Closed nemo83 closed 1 year ago
ALTZ pool - same issue. Additional data: the metric cardano_node_metrics_connectedPeers_int reflect the lost of connection but netstat or gLiveview show simetric outcoming and incoming connections including the 1.35.1 relay. The BP node log shows different message for 1.34.1 relay and 1.35.1 one: {"host":"ip-xxx-x","pid":"16xxx","loc":null,"at":"2022-07-22T17:34:00.81Z","ns":["cardano.node.BlockFetchDecision"],"sev":"Info","env":"1.34.1:a357c","data":{"kind":"PeersFetch","peers":[{"peer":{"remote":{ "port":"xxxx","addr":"<relay 1.35.1 node IP>"},"local":{"port":"xxxxx","addr":"<BP 1.34.1 node IP>"}},"kind":"FetchDecision declined","declined":"FetchDeclineChainNotPlausible"},{"peer":{"remote":{"port":"xxxx","addr":"<relay 1.34.1 node IP"},"local":{"port":"xxxxx","addr":"<BP 1.34.1 node IP"}},"kind":"FetchDecision results","length":"1"}]},"msg":"","thread":"xxx","app":[]} I don't know if it is related to this issue.
same issue here
I have all these issues fixed finally. But yes I have seen them...

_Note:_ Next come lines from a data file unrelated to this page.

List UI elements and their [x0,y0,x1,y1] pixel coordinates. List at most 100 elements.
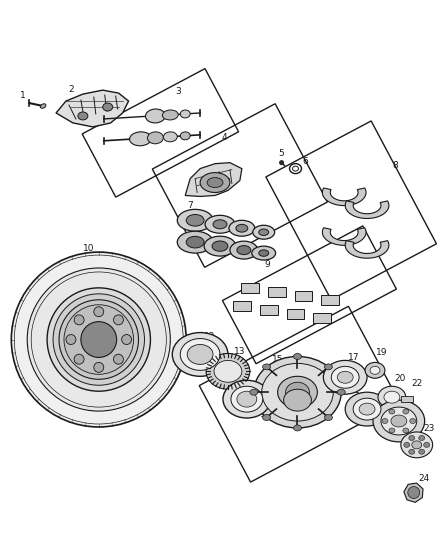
Ellipse shape [253,225,275,239]
Ellipse shape [323,360,367,394]
Ellipse shape [186,236,204,248]
Text: 3: 3 [175,87,181,95]
Ellipse shape [64,305,134,374]
Ellipse shape [237,246,251,255]
Ellipse shape [389,428,395,433]
Ellipse shape [381,407,417,435]
Text: 10: 10 [83,244,95,253]
Ellipse shape [207,177,223,188]
Polygon shape [322,228,366,245]
Ellipse shape [293,353,301,359]
Ellipse shape [283,389,311,411]
Ellipse shape [113,315,124,325]
Text: 5: 5 [279,149,284,158]
Ellipse shape [365,362,385,378]
Text: 13: 13 [234,347,246,356]
Text: 17: 17 [348,353,360,362]
Ellipse shape [286,382,309,402]
Polygon shape [314,313,331,322]
Ellipse shape [103,103,113,111]
Ellipse shape [409,449,415,454]
Polygon shape [404,483,423,503]
Polygon shape [322,188,366,206]
Ellipse shape [410,418,416,424]
Polygon shape [286,309,304,319]
Ellipse shape [74,315,84,325]
Ellipse shape [81,321,117,358]
Ellipse shape [113,354,124,364]
Polygon shape [294,291,312,301]
Ellipse shape [94,307,104,317]
Ellipse shape [389,409,395,414]
Text: 15: 15 [272,355,283,364]
Polygon shape [321,295,339,305]
Ellipse shape [180,132,190,140]
Text: 14: 14 [232,375,244,384]
Ellipse shape [163,132,177,142]
Polygon shape [233,301,251,311]
Ellipse shape [382,418,388,424]
Ellipse shape [325,364,332,370]
Ellipse shape [404,442,410,447]
Text: 19: 19 [376,348,388,357]
Ellipse shape [145,109,165,123]
Polygon shape [345,201,389,219]
Ellipse shape [424,442,430,447]
Ellipse shape [391,415,407,427]
Ellipse shape [331,366,359,388]
Ellipse shape [180,110,190,118]
Text: 18: 18 [355,392,367,401]
Ellipse shape [47,288,150,391]
Ellipse shape [162,110,178,120]
Ellipse shape [59,300,138,379]
Polygon shape [56,90,129,127]
Ellipse shape [186,214,204,226]
Ellipse shape [419,449,425,454]
Ellipse shape [353,398,381,420]
Text: 1: 1 [21,91,26,100]
Ellipse shape [345,392,389,426]
Ellipse shape [177,231,213,253]
Ellipse shape [279,160,283,165]
Polygon shape [260,305,278,314]
Ellipse shape [252,246,276,260]
Ellipse shape [204,236,236,256]
Ellipse shape [223,380,271,418]
Ellipse shape [66,335,76,344]
Ellipse shape [337,389,345,395]
Ellipse shape [378,386,406,408]
Ellipse shape [278,376,318,408]
Text: 12: 12 [205,332,216,341]
Ellipse shape [237,391,257,407]
Ellipse shape [27,268,170,411]
Ellipse shape [419,435,425,440]
Text: 23: 23 [423,424,434,433]
Ellipse shape [78,112,88,120]
Ellipse shape [409,435,415,440]
Ellipse shape [359,403,375,415]
Ellipse shape [180,338,220,370]
Ellipse shape [172,333,228,376]
Ellipse shape [230,241,258,259]
Ellipse shape [213,220,227,229]
Ellipse shape [263,415,271,421]
Text: 21: 21 [395,401,406,410]
Ellipse shape [200,173,230,192]
Ellipse shape [408,487,420,498]
Ellipse shape [11,252,186,427]
Ellipse shape [214,360,242,382]
Ellipse shape [370,366,380,374]
Ellipse shape [325,415,332,421]
Ellipse shape [373,400,425,442]
Text: 20: 20 [394,374,406,383]
Ellipse shape [412,441,422,449]
Text: 8: 8 [392,161,398,170]
Ellipse shape [205,215,235,233]
Text: 9: 9 [265,260,271,269]
Ellipse shape [293,425,301,431]
Ellipse shape [259,229,268,236]
Text: 16: 16 [260,409,272,418]
Ellipse shape [250,389,258,395]
Ellipse shape [236,224,248,232]
Ellipse shape [148,132,163,144]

What i had to do is make sure every relay and BP is under a separate public IP, and also had to play around with NAT settings.

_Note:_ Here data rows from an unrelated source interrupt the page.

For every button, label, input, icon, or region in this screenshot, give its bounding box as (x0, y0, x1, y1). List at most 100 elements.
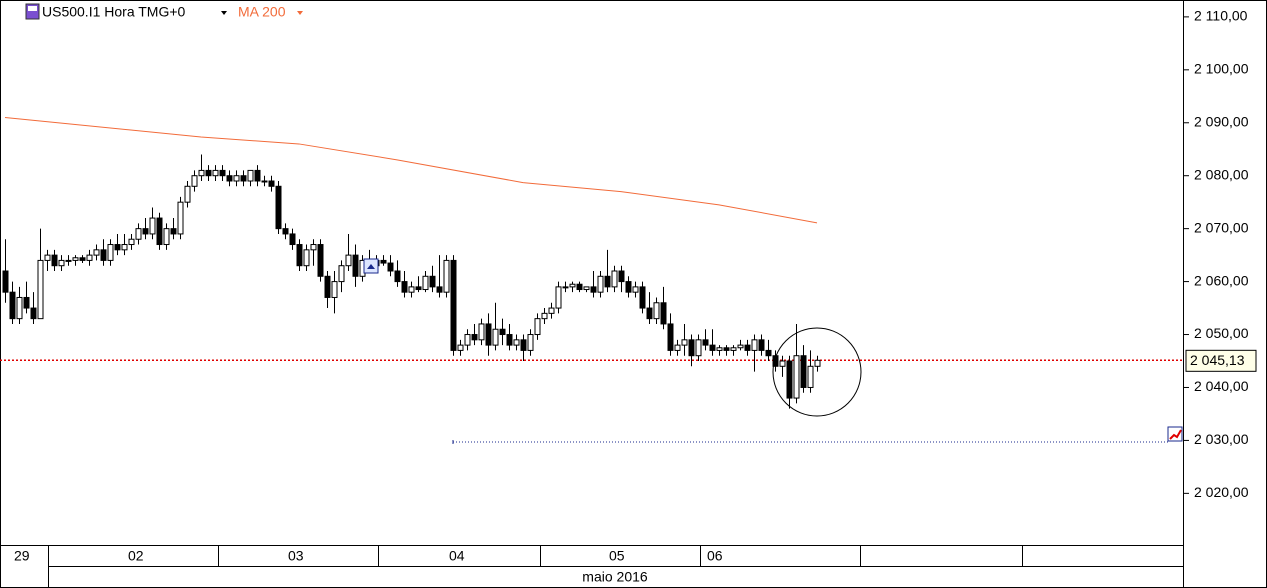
candle-body (758, 339, 765, 351)
candle-body (149, 217, 156, 235)
candle-body (723, 347, 730, 351)
candle-body (261, 180, 268, 183)
candle-body (16, 296, 23, 320)
candle-body (254, 169, 261, 182)
candle-body (597, 275, 604, 293)
candle-body (667, 323, 674, 351)
candle-body (331, 281, 338, 298)
candle-body (744, 344, 751, 351)
candle-body (751, 339, 758, 351)
candle-body (569, 283, 576, 288)
candle-body (576, 283, 583, 291)
candle-body (618, 270, 625, 283)
candle-body (93, 249, 100, 256)
y-tick-label: 2 020,00 (1194, 484, 1249, 500)
candle-body (786, 360, 793, 399)
candle-body (660, 302, 667, 325)
candle-body (779, 360, 786, 367)
candle-body (79, 257, 86, 261)
candle-body (800, 355, 807, 388)
candle-body (653, 302, 660, 320)
candle-body (415, 286, 422, 291)
last-price-label: 2 045,13 (1190, 352, 1245, 368)
day-label: 29 (14, 548, 30, 564)
chart-title: US500.I1 Hora TMG+0 (42, 4, 186, 20)
candle-body (583, 286, 590, 291)
candle-body (289, 233, 296, 246)
event-marker-icon (367, 264, 375, 269)
dropdown-arrow[interactable] (297, 11, 303, 15)
candle-body (233, 175, 240, 182)
candle-body (471, 334, 478, 341)
candle-body (408, 286, 415, 293)
candle-body (191, 175, 198, 187)
candle-body (324, 275, 331, 298)
candle-body (737, 344, 744, 349)
y-tick-label: 2 070,00 (1194, 219, 1249, 235)
y-tick-label: 2 040,00 (1194, 378, 1249, 394)
candle-body (765, 349, 772, 357)
candle-body (352, 254, 359, 277)
plot (0, 116, 1183, 444)
candle-body (114, 244, 121, 251)
candle-body (156, 217, 163, 246)
candle-body (499, 328, 506, 336)
candle-body (541, 312, 548, 320)
candle-body (625, 281, 632, 293)
candle-body (310, 244, 317, 251)
candle-body (688, 339, 695, 357)
y-tick-label: 2 050,00 (1194, 325, 1249, 341)
candle-body (716, 347, 723, 351)
candle-body (268, 180, 275, 187)
candle-body (478, 323, 485, 341)
candle-body (282, 228, 289, 235)
candle-body (177, 201, 184, 235)
y-tick-label: 2 030,00 (1194, 431, 1249, 447)
candle-body (464, 334, 471, 346)
candle-body (247, 169, 254, 182)
candle-body (163, 228, 170, 246)
annotation-circle (772, 327, 862, 417)
y-tick-label: 2 090,00 (1194, 113, 1249, 129)
candle-body (58, 259, 65, 267)
day-label: 03 (288, 548, 304, 564)
candle-body (730, 347, 737, 351)
candle-body (44, 254, 51, 261)
dropdown-arrow[interactable] (221, 11, 227, 15)
candle-body (240, 175, 247, 182)
candle-body (394, 270, 401, 283)
last-price-box (1185, 349, 1257, 372)
candle-body (436, 286, 443, 293)
candle-body (37, 259, 44, 320)
candle-body (709, 344, 716, 351)
candle-body (296, 244, 303, 267)
y-tick-label: 2 060,00 (1194, 272, 1249, 288)
candle-body (380, 259, 387, 264)
candle-body (9, 291, 16, 320)
candle-body (695, 339, 702, 357)
candle-body (30, 307, 37, 320)
candle-body (604, 275, 611, 288)
candle-body (681, 339, 688, 346)
candle-body (100, 249, 107, 261)
candle-body (107, 244, 114, 261)
day-label: 02 (128, 548, 144, 564)
candle-body (51, 254, 58, 267)
candle-body (534, 318, 541, 336)
candle-body (814, 359, 821, 367)
candle-body (555, 286, 562, 309)
candle-body (338, 265, 345, 283)
candle-body (702, 339, 709, 346)
indicator-label[interactable]: MA 200 (238, 4, 286, 20)
candle-body (611, 270, 618, 288)
candle-body (443, 259, 450, 293)
candle-body (135, 228, 142, 240)
symbol-icon (25, 3, 40, 20)
candle-body (646, 307, 653, 320)
y-tick-label: 2 080,00 (1194, 166, 1249, 182)
alert-icon[interactable] (1167, 426, 1183, 442)
candle-body (422, 275, 429, 291)
candle-body (492, 328, 499, 346)
candle-body (562, 286, 569, 289)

I also enabled firewall rules between my relays, so my own relays never connect to each other.
Oh, sorry... this was between 1.34.1 and 1.35.1 ... I had this happening between 1.35.1 relays...
Anyway, it has been recommended to have interconnected the own relays. I don't understand how we have to avoid to connect our 1.35.x relays to each other.
Anyway, it has been recommended to have interconnected the own relays. I don't understand how we have to avoid to connect our 1.35.x relays to each other.
Well, in my test I had choice, have interconnected relays, or have relays missing from the block producer, so i decided my block producer is more important ;-)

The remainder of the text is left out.